Desde la materia viva hasta la materia condensada, primero, y luego desde esta última hasta la materia organized, viva y pensee, la expansión del universo nutre la evolución de la materia hacia un aumento de su complejidad mediante la auto organización y bajo la presión de information. The task of chemistry is to reveal the ways of self-organization and to trace the paths which lead from inert matter – by a purely chemical prebiotic evolution – to the birth of life, and from there to living matter, then to thinking matter. Chemistry therefore gives us the means to question the past, to explore the present and to build bridges towards the future.

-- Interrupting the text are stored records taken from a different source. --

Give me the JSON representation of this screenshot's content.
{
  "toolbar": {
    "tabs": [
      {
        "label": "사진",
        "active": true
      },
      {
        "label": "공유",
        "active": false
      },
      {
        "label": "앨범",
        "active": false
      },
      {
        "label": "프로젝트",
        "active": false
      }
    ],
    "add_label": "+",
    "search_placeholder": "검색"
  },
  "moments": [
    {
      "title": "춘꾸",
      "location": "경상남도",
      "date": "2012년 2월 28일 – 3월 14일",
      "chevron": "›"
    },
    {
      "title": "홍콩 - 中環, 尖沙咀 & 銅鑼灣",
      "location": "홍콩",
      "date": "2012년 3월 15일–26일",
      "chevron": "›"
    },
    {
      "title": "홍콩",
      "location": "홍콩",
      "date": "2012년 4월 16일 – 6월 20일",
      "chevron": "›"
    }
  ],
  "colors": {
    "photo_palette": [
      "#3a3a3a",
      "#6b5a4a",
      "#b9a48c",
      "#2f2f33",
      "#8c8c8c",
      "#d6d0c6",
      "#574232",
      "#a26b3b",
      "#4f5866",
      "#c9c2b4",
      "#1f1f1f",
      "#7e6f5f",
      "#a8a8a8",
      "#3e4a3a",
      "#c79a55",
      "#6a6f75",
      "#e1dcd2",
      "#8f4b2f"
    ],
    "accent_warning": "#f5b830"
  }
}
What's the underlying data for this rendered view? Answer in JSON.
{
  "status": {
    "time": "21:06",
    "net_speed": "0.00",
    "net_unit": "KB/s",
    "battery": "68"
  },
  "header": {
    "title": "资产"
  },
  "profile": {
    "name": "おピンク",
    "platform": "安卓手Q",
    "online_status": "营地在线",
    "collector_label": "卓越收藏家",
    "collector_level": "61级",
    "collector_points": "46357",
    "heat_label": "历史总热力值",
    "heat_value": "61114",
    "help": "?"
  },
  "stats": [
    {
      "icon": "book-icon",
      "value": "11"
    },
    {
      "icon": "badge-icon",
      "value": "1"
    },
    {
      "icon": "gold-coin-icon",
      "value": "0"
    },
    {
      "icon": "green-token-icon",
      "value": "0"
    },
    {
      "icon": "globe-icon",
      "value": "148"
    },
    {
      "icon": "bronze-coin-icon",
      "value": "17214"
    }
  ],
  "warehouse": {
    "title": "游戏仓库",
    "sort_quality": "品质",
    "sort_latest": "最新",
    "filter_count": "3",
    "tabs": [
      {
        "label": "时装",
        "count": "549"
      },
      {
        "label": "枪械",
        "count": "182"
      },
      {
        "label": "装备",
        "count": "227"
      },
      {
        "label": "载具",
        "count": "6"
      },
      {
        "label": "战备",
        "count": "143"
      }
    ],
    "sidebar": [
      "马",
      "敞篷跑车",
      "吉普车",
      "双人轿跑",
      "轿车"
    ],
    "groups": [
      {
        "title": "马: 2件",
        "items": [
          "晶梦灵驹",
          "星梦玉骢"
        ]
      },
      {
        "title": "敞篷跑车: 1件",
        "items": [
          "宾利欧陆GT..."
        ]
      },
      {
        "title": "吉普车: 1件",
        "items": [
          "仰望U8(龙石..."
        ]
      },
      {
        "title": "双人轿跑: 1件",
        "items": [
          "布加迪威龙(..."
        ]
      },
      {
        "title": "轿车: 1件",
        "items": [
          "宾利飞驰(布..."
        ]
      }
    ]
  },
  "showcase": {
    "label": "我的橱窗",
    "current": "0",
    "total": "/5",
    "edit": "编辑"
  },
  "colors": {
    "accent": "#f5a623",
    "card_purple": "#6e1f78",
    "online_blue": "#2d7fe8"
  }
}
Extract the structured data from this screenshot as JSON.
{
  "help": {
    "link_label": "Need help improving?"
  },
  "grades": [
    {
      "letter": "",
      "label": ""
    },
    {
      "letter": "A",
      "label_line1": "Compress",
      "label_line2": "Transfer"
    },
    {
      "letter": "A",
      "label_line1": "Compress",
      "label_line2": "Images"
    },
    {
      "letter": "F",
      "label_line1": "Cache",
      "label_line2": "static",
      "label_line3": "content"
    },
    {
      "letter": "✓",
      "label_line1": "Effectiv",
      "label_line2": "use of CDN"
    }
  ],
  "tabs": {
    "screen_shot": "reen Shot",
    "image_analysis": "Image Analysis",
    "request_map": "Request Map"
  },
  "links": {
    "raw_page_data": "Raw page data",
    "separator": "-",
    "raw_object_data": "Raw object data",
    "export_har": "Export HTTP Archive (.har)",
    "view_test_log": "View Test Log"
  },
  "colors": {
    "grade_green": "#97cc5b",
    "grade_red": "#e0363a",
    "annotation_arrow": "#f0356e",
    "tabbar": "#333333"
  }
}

Through its object – molecules and materials – chemistry expresses its creative force, its power to produce new molecules and materials – authentically new because they do not exist before being created – by rearrangements of atoms in combinations and new and infinitely varied structures. . Due to the plasticity of forms and functions of the object of chemistry, it bears a certain resemblance to art. Like the artist, the chemist fashions the products of his imagination into matter. The stone, the sounds and the words do not contain the work that the sculptor, the composer and the writer model with these elements. In the same way, the chemist creates original molecules, new materials and unprecedented properties from the elements that make up matter.
The essence of chemistry is not only to discover, but also to invent and above all to create. The chemistry book is not only to read, but also to write. The score of chemistry is not only to play it, but also to compose it.